The Indomitable Wendell Castle
Copyright Vladimir Kagan October 24, 2015
If there is one person who’s work I have admired all of my life, who’s work stands out as art transmuted magically into furniture, who has been true to his muse and at age 83 still creates monumental works, it’s Wendell Castle.
A reunion of old friends: Nancy Jurs, Wendell's wife, Vladi and Wendell Castle at the opening reception for Wendell's Retrospective show at the Museum of Art and Design (MAD Museum)
Wendell Castle is not a furniture maker; he is a sculptor creating vessels for sitting. He is not motivated by a need for comfort. It is what separates his art from us mortals who make furniture. We are driven by rules: seat height, seat depth, lumbar support, and feasibility – strictures that do not bind Wendell.
Wendell is currently being honored with a major retrospective of his work at the Museum of Art & Design (MAD) in New York City. It is befitting that some fifty years earlier Wendell had his first show at this same museum, formerly The America Craft Museum. What goes around – comes around.
Wendell Castle grew up on a farm in Emporia, Kansas. We don’t quite know what motivated him to venture from the bucolic life of raising cows to a love affair with wood and sculpture. But the world he inhabits today is a more beautiful place for it.
A sculpture by Wendell Castle created out of discarded gunstocks
A scribe chair, vaguely resembling a piece of furniture, is another early work created with gunstock elements
This is the Wendell Castle we all recognize, an organic stool on four legs. Ironically Wendell carved this stool upside down, starting with the legs, he had no idea of it eventually becoming a seat!
In 1958, Wendell Castle received a Bachelor of Fine Arts in industrial design, and in 1961, a Master of Fine Arts, both from the University of Kansas. From 1962-1969, he taught at Rochester Institute of Technology, School for American Craftsmen, in Rochester, NY, and is now an Artist in Residence. In 1980, he opened the Wendell Castle School in Scottsville, NY, not far from Rochester, where he became a shining star. His classes nurtured generations of creative woodworkers that have spread his gospel worldwide, but there is only one Wendell Castle.
By the mid-sixties, Wendell's signature handwriting was well established. He glued-up huge slabs of wood and called them Stack Laminations, which he deftly attacked with his chainsaw to create the furniture illustrated above.

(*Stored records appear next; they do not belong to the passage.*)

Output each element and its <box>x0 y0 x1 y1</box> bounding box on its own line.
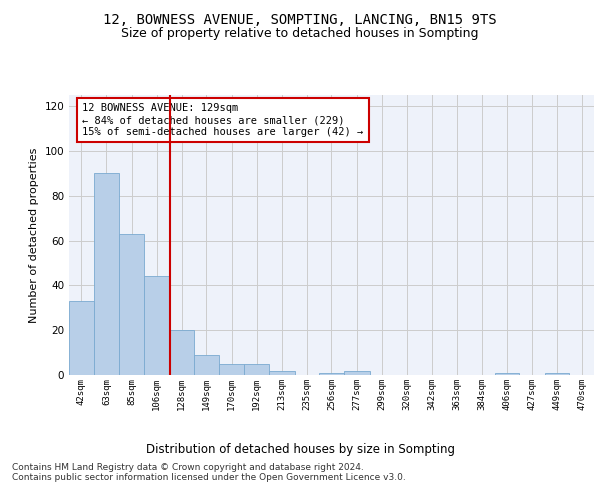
Bar <box>545 373 569 375</box>
Bar <box>94 174 119 375</box>
Text: 12, BOWNESS AVENUE, SOMPTING, LANCING, BN15 9TS: 12, BOWNESS AVENUE, SOMPTING, LANCING, B… <box>103 12 497 26</box>
Text: Size of property relative to detached houses in Sompting: Size of property relative to detached ho… <box>121 28 479 40</box>
Bar <box>69 301 94 375</box>
Bar <box>494 373 519 375</box>
Bar <box>319 373 344 375</box>
Bar <box>194 355 218 375</box>
Y-axis label: Number of detached properties: Number of detached properties <box>29 148 39 322</box>
Bar <box>144 276 170 375</box>
Text: Distribution of detached houses by size in Sompting: Distribution of detached houses by size … <box>146 442 455 456</box>
Bar <box>244 364 269 375</box>
Text: 12 BOWNESS AVENUE: 129sqm
← 84% of detached houses are smaller (229)
15% of semi: 12 BOWNESS AVENUE: 129sqm ← 84% of detac… <box>82 104 364 136</box>
Text: Contains HM Land Registry data © Crown copyright and database right 2024.
Contai: Contains HM Land Registry data © Crown c… <box>12 462 406 482</box>
Bar <box>170 330 194 375</box>
Bar <box>344 370 370 375</box>
Bar <box>218 364 244 375</box>
Bar <box>269 370 295 375</box>
Bar <box>119 234 144 375</box>
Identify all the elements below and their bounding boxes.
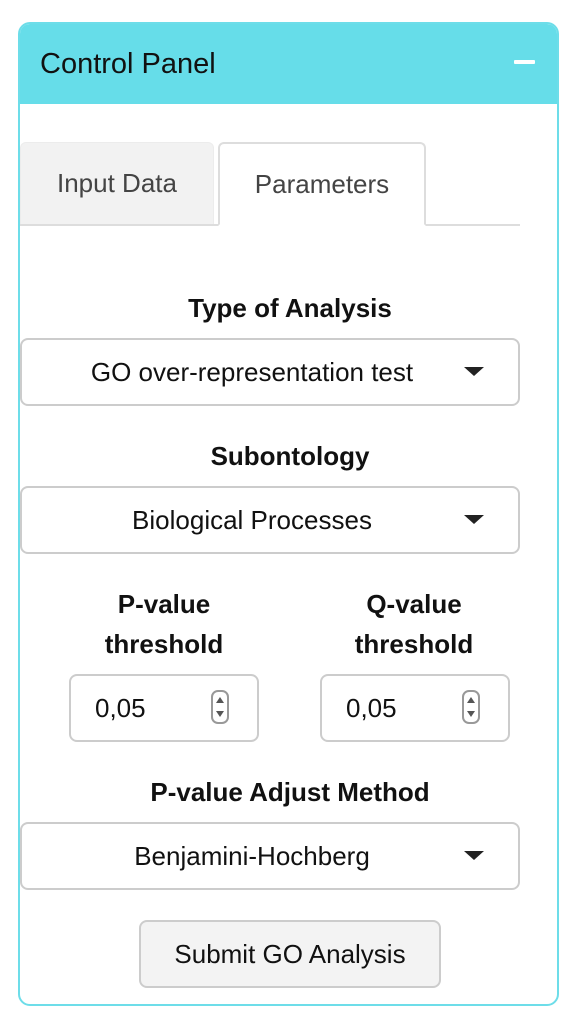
- minus-icon: [514, 60, 535, 64]
- pvalue-threshold-value: 0,05: [95, 693, 146, 723]
- analysis-type-value: GO over-representation test: [90, 357, 414, 387]
- collapse-button[interactable]: [511, 48, 539, 76]
- qvalue-threshold-input[interactable]: 0,05: [320, 674, 510, 742]
- pvalue-label-line2: threshold: [104, 629, 224, 659]
- pvalue-threshold-input[interactable]: 0,05: [69, 674, 259, 742]
- adjust-method-label: P-value Adjust Method: [150, 777, 430, 807]
- pvalue-threshold-label: P-value threshold: [64, 584, 264, 664]
- pvalue-label-line1: P-value: [117, 589, 211, 619]
- analysis-type-label: Type of Analysis: [188, 293, 392, 323]
- spinner-up-icon: [216, 697, 224, 703]
- tab-input-data[interactable]: Input Data: [20, 142, 214, 224]
- qvalue-threshold-value: 0,05: [346, 693, 397, 723]
- caret-down-icon: [464, 851, 484, 860]
- spinner-icon[interactable]: [211, 690, 229, 724]
- caret-down-icon: [464, 515, 484, 524]
- analysis-type-select[interactable]: GO over-representation test: [20, 338, 520, 406]
- submit-go-analysis-button[interactable]: Submit GO Analysis: [139, 920, 441, 988]
- spinner-up-icon: [467, 697, 475, 703]
- spinner-down-icon: [216, 711, 224, 717]
- spinner-icon[interactable]: [462, 690, 480, 724]
- panel-title: Control Panel: [40, 48, 216, 80]
- adjust-method-select[interactable]: Benjamini-Hochberg: [20, 822, 520, 890]
- subontology-select[interactable]: Biological Processes: [20, 486, 520, 554]
- tab-parameters[interactable]: Parameters: [218, 142, 426, 226]
- panel-header: Control Panel: [20, 24, 557, 104]
- adjust-method-value: Benjamini-Hochberg: [134, 841, 370, 871]
- tab-bar: Input Data Parameters: [20, 142, 520, 226]
- qvalue-label-line2: threshold: [354, 629, 474, 659]
- qvalue-threshold-label: Q-value threshold: [314, 584, 514, 664]
- subontology-value: Biological Processes: [132, 505, 372, 535]
- subontology-label: Subontology: [210, 441, 370, 471]
- spinner-down-icon: [467, 711, 475, 717]
- qvalue-label-line1: Q-value: [366, 589, 462, 619]
- caret-down-icon: [464, 367, 484, 376]
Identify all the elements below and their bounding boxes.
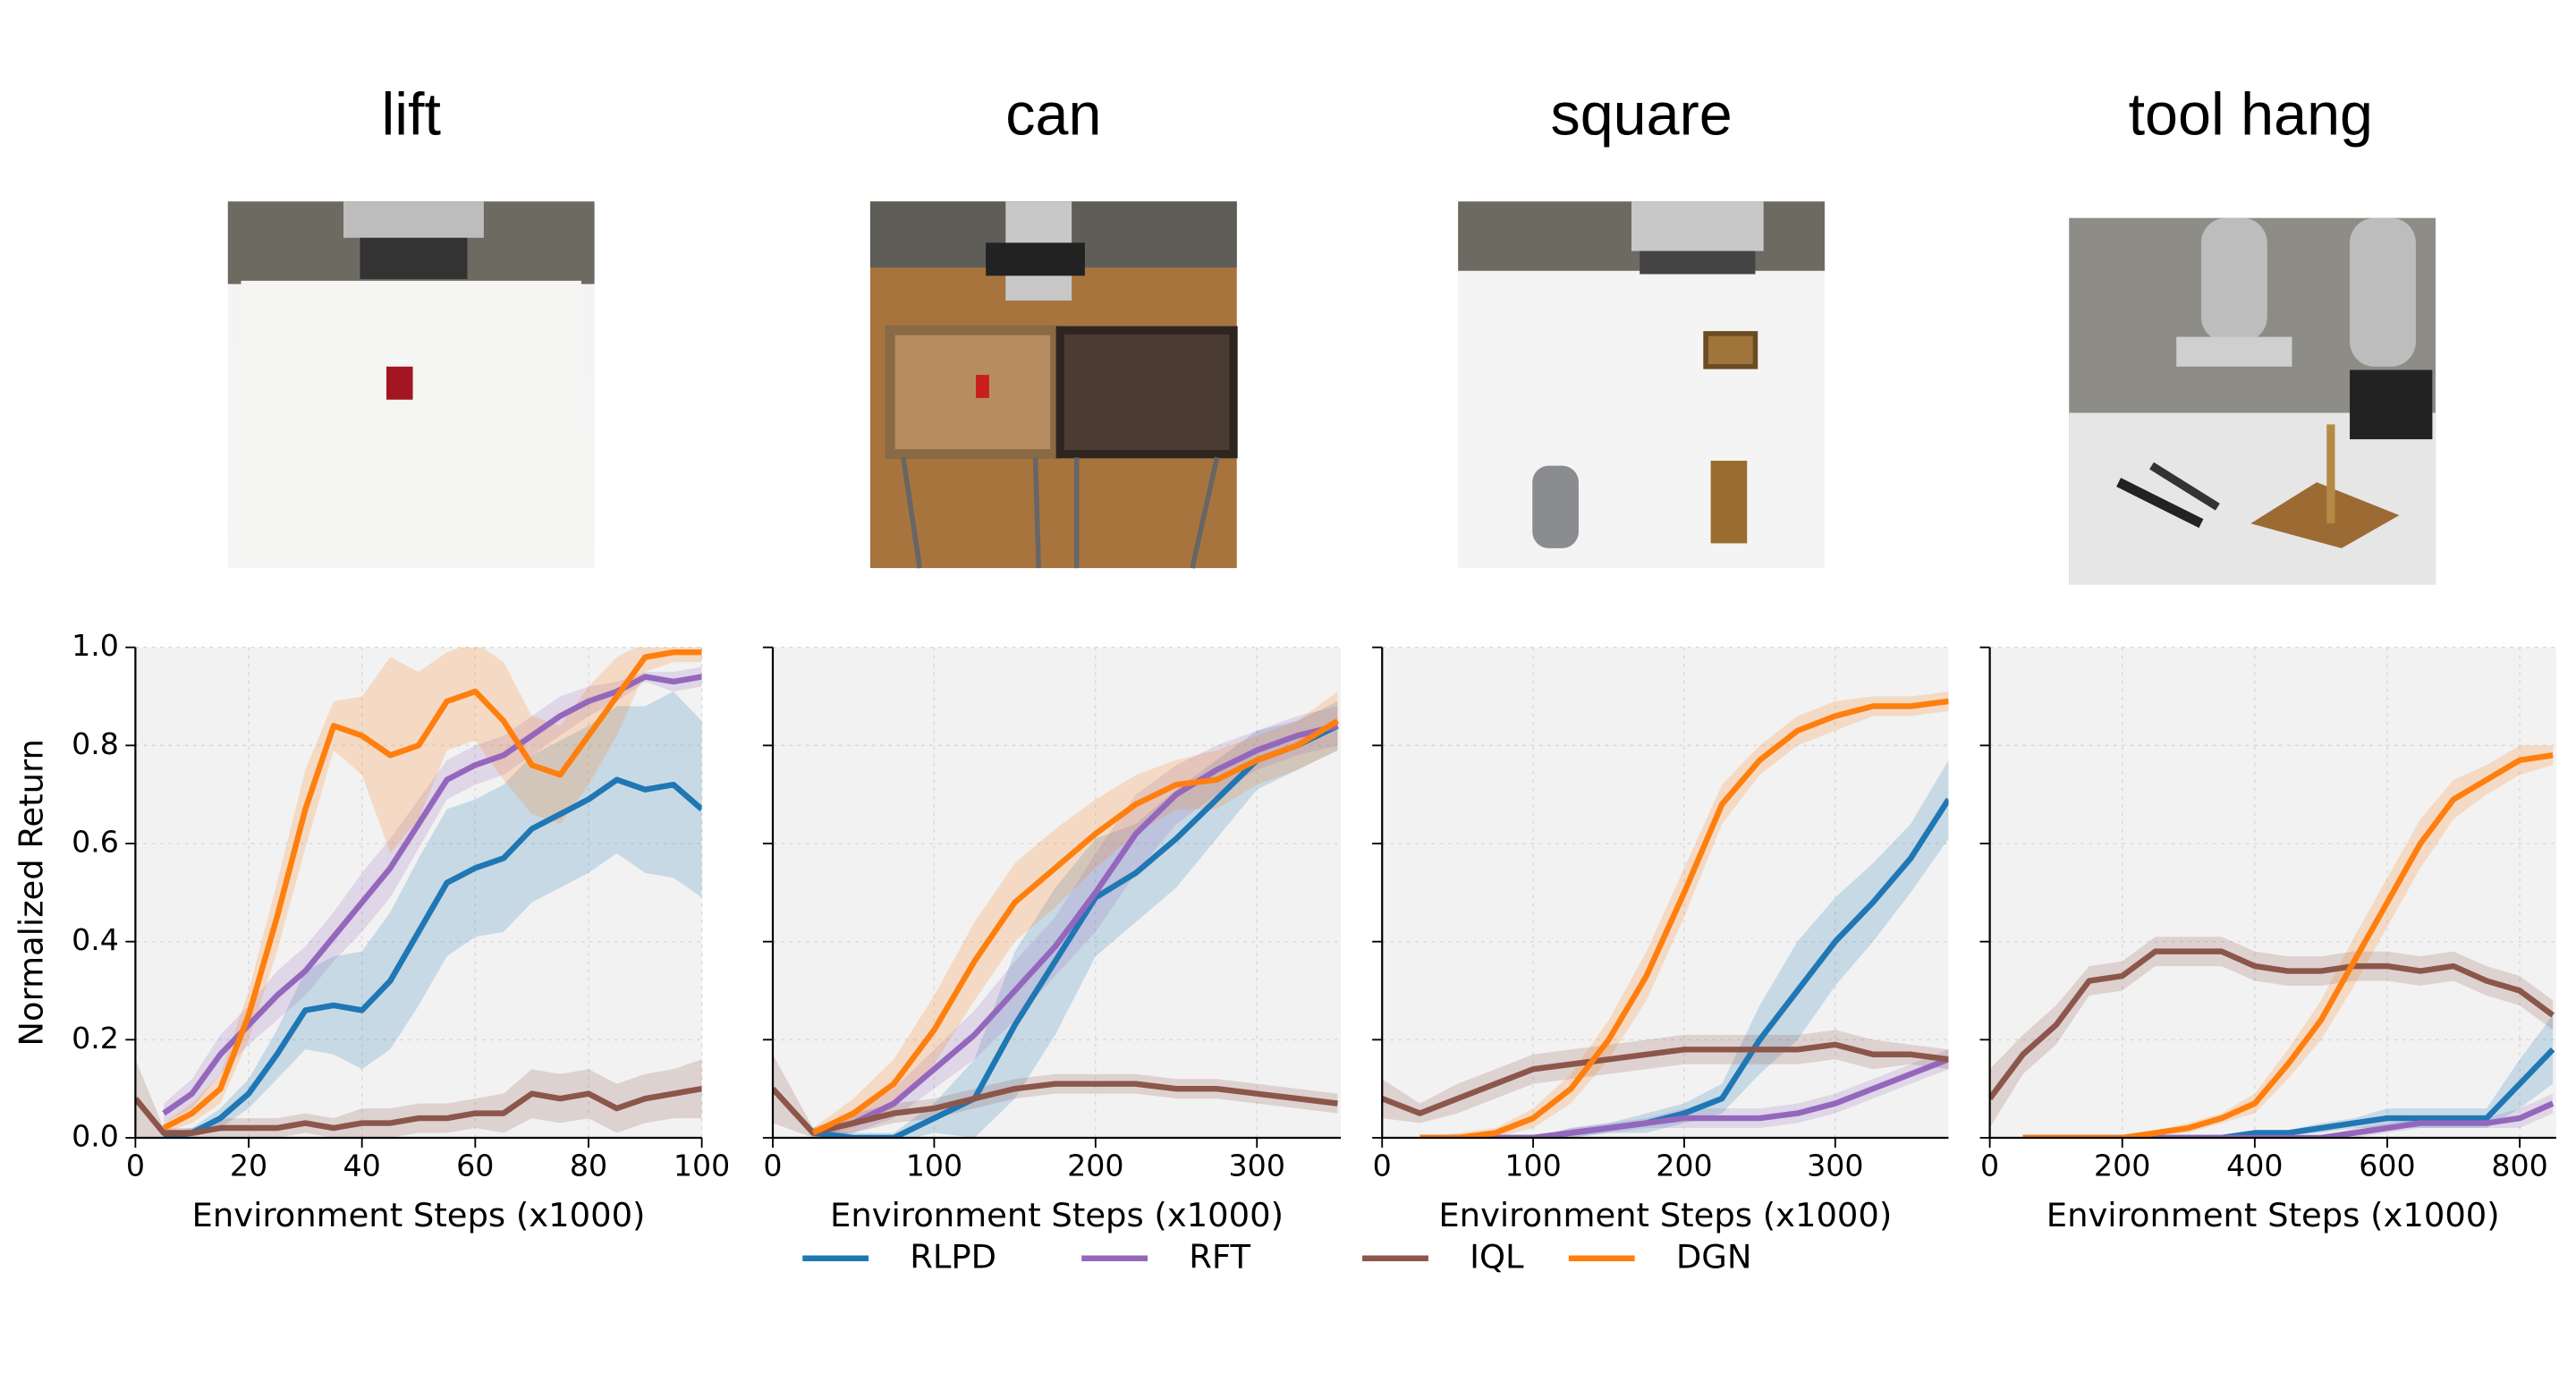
- series-line: [162, 649, 702, 1131]
- series-line: [2022, 1100, 2555, 1138]
- error-band: [813, 691, 1338, 1138]
- error-band: [164, 666, 702, 1123]
- x-tick-label: 800: [2491, 1149, 2547, 1183]
- error-band: [135, 1059, 702, 1138]
- plot-background: [1989, 647, 2556, 1138]
- plot-background: [1382, 647, 1949, 1138]
- x-tick-label: 20: [230, 1149, 267, 1183]
- series-line: [812, 723, 1339, 1138]
- scene-image: [1458, 201, 1825, 569]
- y-tick-label: 0.0: [72, 1119, 119, 1154]
- plot-area: [1382, 691, 1949, 1138]
- y-tick-label: 0.2: [72, 1021, 119, 1056]
- series-line: [162, 674, 702, 1116]
- series-line: [2022, 752, 2554, 1138]
- plot-area: [773, 691, 1340, 1138]
- x-tick-label: 0: [1373, 1149, 1392, 1183]
- y-tick-label: 0.6: [72, 825, 119, 860]
- scene-image: [869, 201, 1238, 569]
- chart-title: square: [1550, 81, 1732, 148]
- chart-title: lift: [381, 81, 440, 148]
- x-tick-label: 0: [126, 1149, 145, 1183]
- error-band: [1989, 937, 2554, 1129]
- error-band: [1419, 759, 1949, 1138]
- y-tick-label: 0.8: [72, 726, 119, 761]
- x-tick-label: 300: [1229, 1149, 1285, 1183]
- legend-label: DGN: [1676, 1237, 1752, 1276]
- series-line: [135, 1085, 702, 1136]
- x-tick-label: 60: [456, 1149, 494, 1183]
- x-tick-label: 100: [906, 1149, 962, 1183]
- error-band: [1419, 1049, 1949, 1138]
- plot-area: [1989, 745, 2555, 1138]
- series-line: [1419, 698, 1949, 1138]
- x-tick-label: 100: [674, 1149, 730, 1183]
- x-tick-label: 200: [2094, 1149, 2150, 1183]
- chart-title: tool hang: [2129, 81, 2373, 148]
- x-tick-label: 200: [1067, 1149, 1123, 1183]
- series-line: [812, 723, 1339, 1136]
- x-axis-label: Environment Steps (x1000): [192, 1196, 646, 1234]
- series-line: [811, 718, 1340, 1136]
- scene-image: [227, 201, 595, 569]
- x-tick-label: 0: [1980, 1149, 1999, 1183]
- error-band: [2022, 1093, 2554, 1138]
- scene-image: [2069, 217, 2436, 585]
- x-tick-label: 40: [343, 1149, 381, 1183]
- series-line: [1419, 797, 1949, 1138]
- x-tick-label: 100: [1504, 1149, 1561, 1183]
- error-band: [1419, 691, 1949, 1138]
- plot-background: [135, 647, 702, 1138]
- x-axis-label: Environment Steps (x1000): [1438, 1196, 1892, 1234]
- error-band: [773, 1054, 1338, 1138]
- y-tick-label: 1.0: [72, 628, 119, 663]
- series-line: [773, 1081, 1338, 1136]
- x-tick-label: 200: [1656, 1149, 1712, 1183]
- x-tick-label: 80: [570, 1149, 607, 1183]
- series-line: [1419, 1056, 1949, 1138]
- x-tick-label: 400: [2226, 1149, 2283, 1183]
- legend-label: IQL: [1470, 1237, 1524, 1276]
- plot-area: [135, 647, 702, 1138]
- plot-background: [773, 647, 1342, 1138]
- x-tick-label: 300: [1807, 1149, 1863, 1183]
- error-band: [1382, 1030, 1949, 1123]
- x-tick-label: 600: [2359, 1149, 2415, 1183]
- series-line: [1989, 948, 2555, 1101]
- x-tick-label: 0: [763, 1149, 782, 1183]
- x-axis-label: Environment Steps (x1000): [830, 1196, 1284, 1234]
- series-line: [2022, 1047, 2555, 1138]
- y-axis-label: Normalized Return: [12, 739, 50, 1047]
- legend-label: RFT: [1189, 1237, 1250, 1276]
- x-axis-label: Environment Steps (x1000): [2046, 1196, 2500, 1234]
- series-line: [163, 776, 702, 1138]
- legend-label: RLPD: [910, 1237, 996, 1276]
- series-line: [1382, 1041, 1949, 1116]
- y-tick-label: 0.4: [72, 922, 119, 957]
- chart-title: can: [1005, 81, 1101, 148]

Eager to try his hand at new technology, In the 70's Wendell developed a collection of fiberglass furniture named the Molar Group. This sensuous chair was the masterpiece of the collection.
The Museum's caption about his fiberglass work
In a beautiful documentary film, Wendell demonstrates that he is still the master of using his tools including rasps, chisels and chainsaws.
An artist with a huge vision, in the 21st Century Wendell discarded his traditional tools of creativity. Gone are his ubiquitous chain saw, chisels, rasps and spoke-shavers. They have been replaced with the industry’s latest technology: precision scanners, sophisticated 3D printers and C&C carving machines, tools more apt to be found in a Ferrari model shop than in a sculptor’s atelier. Wendell transformed his studio into a high-tech laboratory. With this new technology Wendell’s work has exploded to new flights of imagination.
Today, Wendell carves precise miniature models he then scans into his computers for his machines to replicate into larger-than-life sculpture-furniture
One of the exhibits graphically illustrates the stack build-up of his furniture. Wendell is a VERY precise worker!
The NEW Wendell Castle designs are carved on his high-tech C&C carving machine. This technology has liberated Wendell from the workbench to explore the stratosphere.
The MAD’s comprehensive show illustrates the transition from his early sculpture using discarded gunstocks to create his skeletal shapes vaguely resembling furniture. By the early sixties, Wendell experimented with stack-laminated wood and using his primary tool, a chainsaw, deftly wielded it to create bold, arboreal shapes that morphed into chairs, tables, desks and sofas. In the seventies, Wendell explored fiberglass to create sinuous tactile curves of color that became chairs and stools.
Wendell is never a man to stand still and the second floor of this retrospective is devoted almost entirely to his monumental creations on the C&C carving machine.
This show has just opened. If you are planning a visit to New York, Wendell Castle’s retrospective is a must.